『サーキュラーエコノミー』は「モノが循環することでゴミを出さない経済システム」のことです。近年、環境汚染や廃棄物増加などの人間による地球への悪影響が問題視されています。この問題を世界的な規模で見直すために、サーキュラーエコノミーはとても重要な役割を担う社会システムなのです。
今回は、サーキュラーエコノミーの意味や仕組みについて、事例を踏まえて解説していきます。
サーキュラーエコノミーとは
サーキュラーエコノミーとは、これまで消費され廃棄されてきた製品や原材料などを「資源」として循環させることです。2015年にEU(欧州連合)がサーキュラーエコノミーのアクションプランを提言したことが始まりといわれています。
従来の経済システムは、リニアエコノミーと呼ばれる、資源の原材料を製造→消費→廃棄するという一方通行の流れでした。しかし、大量生産・大量消費によって大量の廃棄物が発生するという問題が発生し、資源の枯渇などの環境問題が起こってしまうため、リサイクリングエコノミーを通じて3R(リデュース・リユース・リサイクル)が実践されてきました。3Rではリサイクルを行うことによって、廃棄までの期間を長くしていますが、廃棄物が発生することに変わりありません。
そこで、リサイクリングエコノミーを発展させたサーキュラーエコノミーが登場し、廃棄ゼロを目指そうとしています。
※環境省HPより引用
サーキュラーエコノミーの事例
スポーツチームの実例
ギラヴァンツ北九州
サッカーJ3のギラヴァンツ北九州が主催したギラヴァンツサマーフェスティバル2021においてサーキュラーエコノミーの実証実験が行われました。

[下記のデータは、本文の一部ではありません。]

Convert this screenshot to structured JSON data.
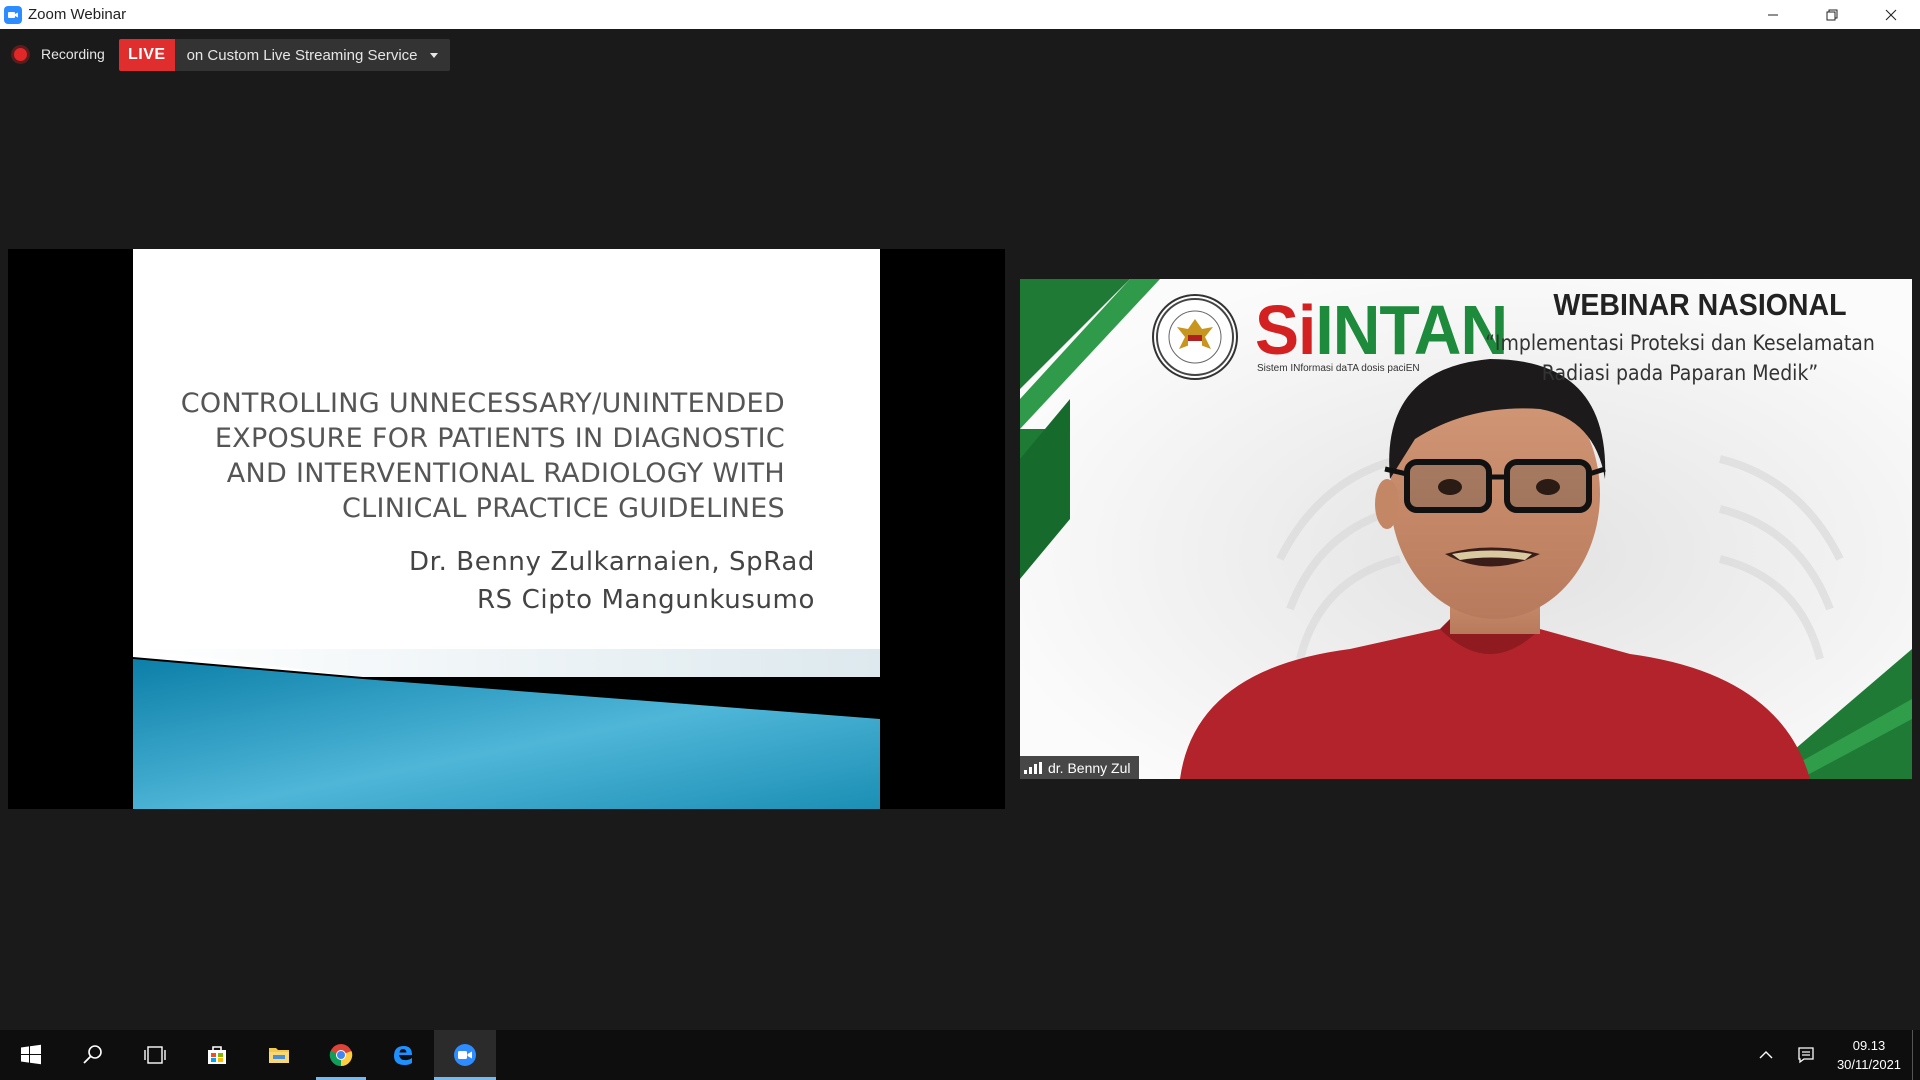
{
  "window": {
    "title": "Zoom Webinar",
    "icon": "zoom-camera-icon"
  },
  "recording": {
    "label": "Recording"
  },
  "live": {
    "badge": "LIVE",
    "service": "on Custom Live Streaming Service"
  },
  "slide": {
    "title": "CONTROLLING UNNECESSARY/UNINTENDED\nEXPOSURE FOR PATIENTS IN DIAGNOSTIC\nAND INTERVENTIONAL RADIOLOGY WITH\nCLINICAL PRACTICE GUIDELINES",
    "author": "Dr. Benny Zulkarnaien, SpRad",
    "institution": "RS Cipto Mangunkusumo"
  },
  "video": {
    "participant_name": "dr. Benny Zul",
    "banner": {
      "logo_text_s": "Si",
      "logo_text_rest": "INTAN",
      "logo_subtext": "Sistem INformasi daTA dosis paciEN",
      "title": "WEBINAR NASIONAL",
      "subtitle_line1": "“Implementasi Proteksi dan Keselamatan",
      "subtitle_line2": "Radiasi pada Paparan Medik”"
    }
  },
  "taskbar": {
    "apps": [
      "windows-start-icon",
      "search-icon",
      "task-view-icon",
      "store-icon",
      "file-explorer-icon",
      "chrome-icon",
      "edge-icon",
      "zoom-icon"
    ],
    "time": "09.13",
    "date": "30/11/2021"
  },
  "colors": {
    "live_red": "#e02e2e",
    "zoom_blue": "#2d8cff",
    "brand_green": "#1e8a3c",
    "shirt_red": "#b3232b"
  }
}
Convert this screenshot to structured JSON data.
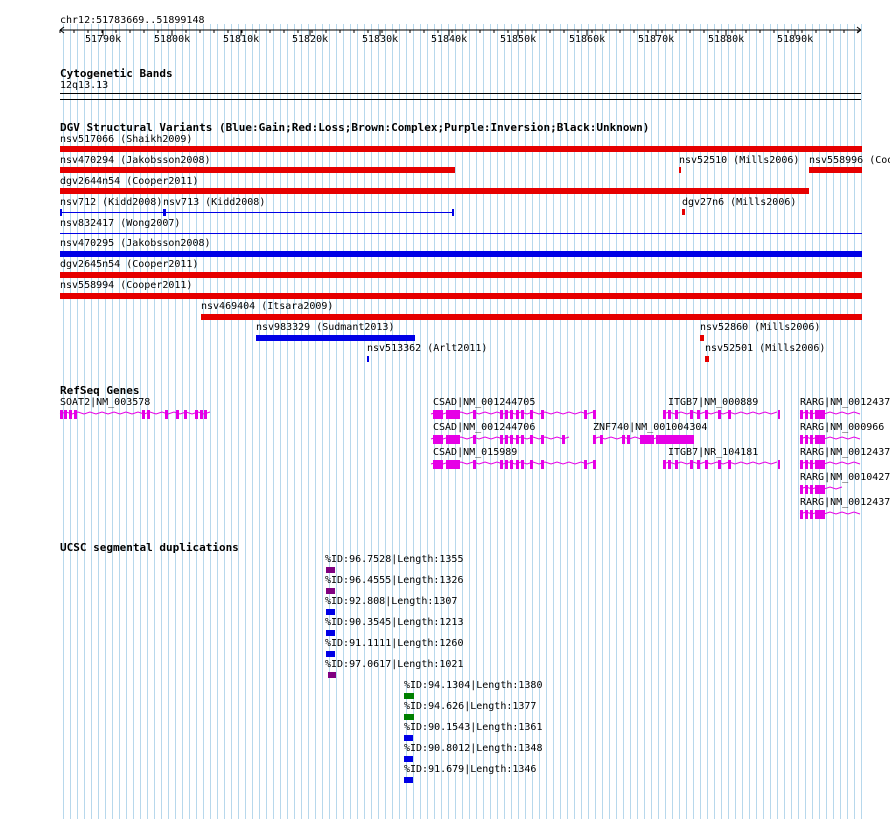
{
  "region": "chr12:51783669..51899148",
  "ruler": {
    "ticks": [
      "51790k",
      "51800k",
      "51810k",
      "51820k",
      "51830k",
      "51840k",
      "51850k",
      "51860k",
      "51870k",
      "51880k",
      "51890k"
    ]
  },
  "cyto": {
    "title": "Cytogenetic Bands",
    "band": "12q13.13"
  },
  "dgv": {
    "title": "DGV Structural Variants (Blue:Gain;Red:Loss;Brown:Complex;Purple:Inversion;Black:Unknown)",
    "variants": [
      {
        "label": "nsv517066 (Shaikh2009)",
        "color": "#e60000"
      },
      {
        "label": "nsv470294 (Jakobsson2008)",
        "color": "#e60000"
      },
      {
        "label": "nsv52510 (Mills2006)",
        "color": "#e60000"
      },
      {
        "label": "nsv558996 (Coo",
        "color": "#e60000"
      },
      {
        "label": "dgv2644n54 (Cooper2011)",
        "color": "#e60000"
      },
      {
        "label": "nsv712 (Kidd2008)",
        "color": "#0000e6"
      },
      {
        "label": "nsv713 (Kidd2008)",
        "color": "#0000e6"
      },
      {
        "label": "dgv27n6 (Mills2006)",
        "color": "#e60000"
      },
      {
        "label": "nsv832417 (Wong2007)",
        "color": "#0000e6"
      },
      {
        "label": "nsv470295 (Jakobsson2008)",
        "color": "#0000e6"
      },
      {
        "label": "dgv2645n54 (Cooper2011)",
        "color": "#e60000"
      },
      {
        "label": "nsv558994 (Cooper2011)",
        "color": "#e60000"
      },
      {
        "label": "nsv469404 (Itsara2009)",
        "color": "#e60000"
      },
      {
        "label": "nsv983329 (Sudmant2013)",
        "color": "#0000e6"
      },
      {
        "label": "nsv52860 (Mills2006)",
        "color": "#e60000"
      },
      {
        "label": "nsv513362 (Arlt2011)",
        "color": "#0000e6"
      },
      {
        "label": "nsv52501 (Mills2006)",
        "color": "#e60000"
      }
    ]
  },
  "refseq": {
    "title": "RefSeq Genes",
    "genes": [
      "SOAT2|NM_003578",
      "CSAD|NM_001244705",
      "ITGB7|NM_000889",
      "RARG|NM_0012437",
      "CSAD|NM_001244706",
      "ZNF740|NM_001004304",
      "RARG|NM_000966",
      "CSAD|NM_015989",
      "ITGB7|NR_104181",
      "RARG|NM_0012437",
      "RARG|NM_0010427",
      "RARG|NM_0012437"
    ],
    "color": "#e600e6"
  },
  "segdup": {
    "title": "UCSC segmental duplications",
    "items": [
      {
        "label": "%ID:96.7528|Length:1355",
        "color": "#800080"
      },
      {
        "label": "%ID:96.4555|Length:1326",
        "color": "#800080"
      },
      {
        "label": "%ID:92.808|Length:1307",
        "color": "#0000e6"
      },
      {
        "label": "%ID:90.3545|Length:1213",
        "color": "#0000e6"
      },
      {
        "label": "%ID:91.1111|Length:1260",
        "color": "#0000e6"
      },
      {
        "label": "%ID:97.0617|Length:1021",
        "color": "#800080"
      },
      {
        "label": "%ID:94.1304|Length:1380",
        "color": "#008000"
      },
      {
        "label": "%ID:94.626|Length:1377",
        "color": "#008000"
      },
      {
        "label": "%ID:90.1543|Length:1361",
        "color": "#0000e6"
      },
      {
        "label": "%ID:90.8012|Length:1348",
        "color": "#0000e6"
      },
      {
        "label": "%ID:91.679|Length:1346",
        "color": "#0000e6"
      }
    ]
  }
}
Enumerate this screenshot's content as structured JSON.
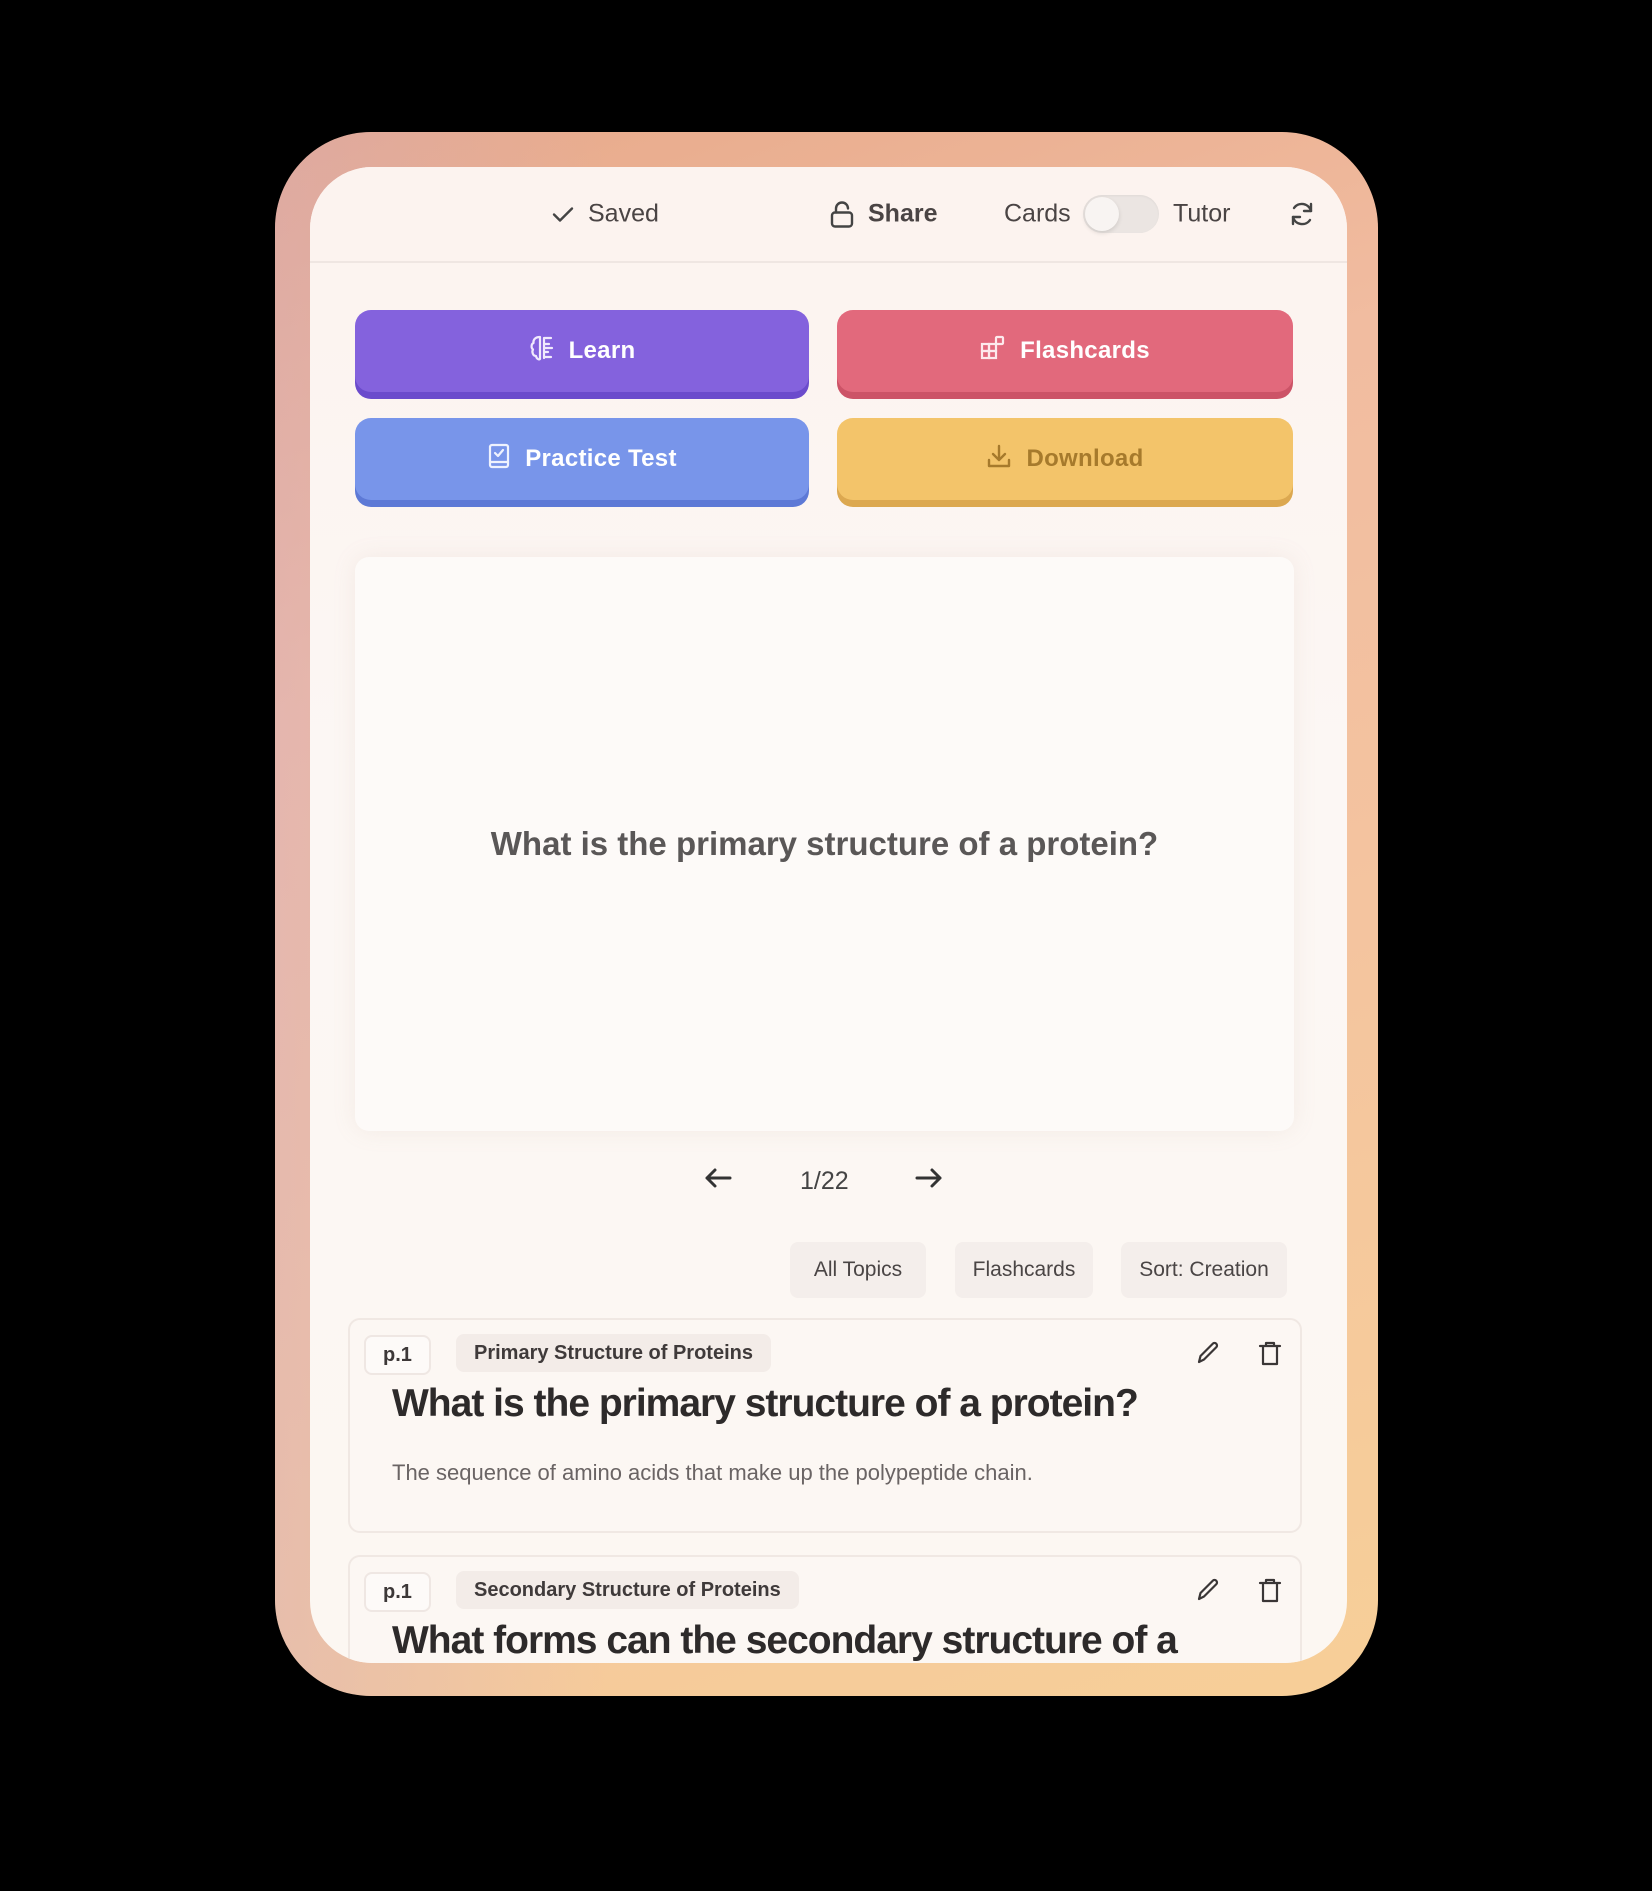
{
  "header": {
    "saved_label": "Saved",
    "share_label": "Share",
    "mode_left_label": "Cards",
    "mode_right_label": "Tutor",
    "mode_toggle_on": false
  },
  "actions": {
    "learn": {
      "label": "Learn",
      "icon": "brain-icon",
      "color": "#8462dd"
    },
    "flashcards": {
      "label": "Flashcards",
      "icon": "blocks-icon",
      "color": "#e2697c"
    },
    "practice_test": {
      "label": "Practice Test",
      "icon": "clipboard-check-icon",
      "color": "#7895ea"
    },
    "download": {
      "label": "Download",
      "icon": "download-icon",
      "color": "#f3c46a"
    }
  },
  "flashcard": {
    "question": "What is the primary structure of a protein?"
  },
  "pager": {
    "current": 1,
    "total": 22,
    "label": "1/22"
  },
  "filters": {
    "topics": "All Topics",
    "type": "Flashcards",
    "sort": "Sort: Creation"
  },
  "cards": [
    {
      "page": "p.1",
      "topic": "Primary Structure of Proteins",
      "question": "What is the primary structure of a protein?",
      "answer": "The sequence of amino acids that make up the polypeptide chain."
    },
    {
      "page": "p.1",
      "topic": "Secondary Structure of Proteins",
      "question": "What forms can the secondary structure of a"
    }
  ]
}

この取り組みでは、スタジアムで使用するコップを生分解性樹脂で作り、コップを使用した後に堆肥化して野菜の栽培に活用したそうです。
メーカーの実例
ナイキ
NIKEが販売する製品を生産する過程で排出される二酸化炭素と廃棄物をゼロにすることを目標とする、“MOVE TO ZERO”と呼ばれる取り組みを行っています。
すべての製品に再生ポリエステルとサステイナブルコットンをブレンドした素材を使用しています。また、使用済みシューズとアパレルの寄付やリサイクルも行っています。
サラヤ
食器用洗剤などを製造するサラヤは、1982年から詰替えパックを発売するなど、いち早くプラスチック削減に取り組んでいます。
現在も、大学と協同ででんぷんとセルロースを組み合わせて、新たな海洋生分解性プラスチックを開発しています。
サーキュラーエコノミーの必要性・今後
サーキュラーエコノミーを実現することで得られる利点
- 環境負荷の軽減
- 新たな経済価値
- 雇用機会の創出
- 企業の経済活動の持続可能性を高める
- 社会的公正
こうして資源利用による環境への影響を減らし、廃棄物に新たな価値を付加することができます。
身近でできること
私たちがサーキュラーエコノミーの実現に寄与するためにはどんなことをすればいいのでしょうか。
シェアリングエコノミーを実践してみる
個人・組織・団体等が保有する何らかの資源を売買、貸し出し、利用者と共有することをシェアリングエコノミーといいます。シェアできるものは主に5つに分けられます。
- 空間(家、民泊、駐車場)
- 移動(相乗り、シャアサイクル、カーシェア)
- スキル(家事代行、育児、知識、料理)
- お金(クラウドファンディング)
- モノ(フリマ、レンタルサービス)
商品を買う際に、その商品を使用できる年数を考えたり、使い終わった後の行き先を考える
実は、私たちの身近にもサーキュラーエコノミーに関するものが多くあります。日々さまざまな選択をする上で、少しだけでも意識して生活すると、サーキュラーエコノミーを作り上げていくことに繋がるのではないでしょうか。